Jason Furman, who served as President Obama’s chairman of the Council of Economic Advisers and is now a professor at the Harvard Kennedy School, has a message for Corporate America: “If the business community still believes in fiscal responsibility, now would be the time to speak up.”
Writing in The Wall Street Journal, Furman notes that not so long ago, Republicans and many of their supporters were talking about revenue-neutral tax reform. That approach made sense, Furman notes, given the state of the debt and deficit: “The wide consensus on the need for revenue-neutral reform reflected a recognition that the 1981 and 2001 model of tax cuts makes no sense in today’s fiscal environment. Tax revenue as a percentage of gross domestic product is lower today than it was when Presidents Reagan and George W. Bush cut taxes.”
But Republican leaders are now promoting a tax plan that would increase the deficit by $1.5 trillion, raising debt held by the public from 77 percent of GDP to 98 percent of GDP in a decade. According to many economic models — including the Penn-Wharton Budget, run by an economist who served in the George W. Bush administration — that added debt will reduce economic growth over time.
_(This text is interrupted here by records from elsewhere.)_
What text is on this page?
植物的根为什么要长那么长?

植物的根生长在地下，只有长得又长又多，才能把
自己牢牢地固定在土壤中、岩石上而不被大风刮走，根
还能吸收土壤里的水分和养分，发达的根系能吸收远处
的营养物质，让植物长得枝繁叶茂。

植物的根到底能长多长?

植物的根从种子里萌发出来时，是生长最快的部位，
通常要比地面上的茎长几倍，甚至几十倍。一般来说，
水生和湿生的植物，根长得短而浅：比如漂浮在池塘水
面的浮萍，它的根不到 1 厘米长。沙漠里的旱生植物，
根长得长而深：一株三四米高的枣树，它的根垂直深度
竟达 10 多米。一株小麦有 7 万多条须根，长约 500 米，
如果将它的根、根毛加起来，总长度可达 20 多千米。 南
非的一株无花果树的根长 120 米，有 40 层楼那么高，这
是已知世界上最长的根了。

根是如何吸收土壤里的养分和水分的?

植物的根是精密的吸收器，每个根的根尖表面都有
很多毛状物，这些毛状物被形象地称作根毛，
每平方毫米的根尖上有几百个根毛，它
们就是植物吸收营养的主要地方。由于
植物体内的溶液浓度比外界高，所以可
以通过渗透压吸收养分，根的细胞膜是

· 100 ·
Furman calls on Corporate America to stick to its guns and demand a tax plan that at a minimum doesn’t make the current fiscal situation any worse. And he also provides a funny little metaphor on the change that has occurred over the past few months as the GOP worked out its new tax proposal: “It is as if I sent my children off to perform chores in exchange for a candy bar, but instead they discussed doing chores for six months, did none of them, asked for $1.50, and tried to use it to buy five $1.50 candy bars.”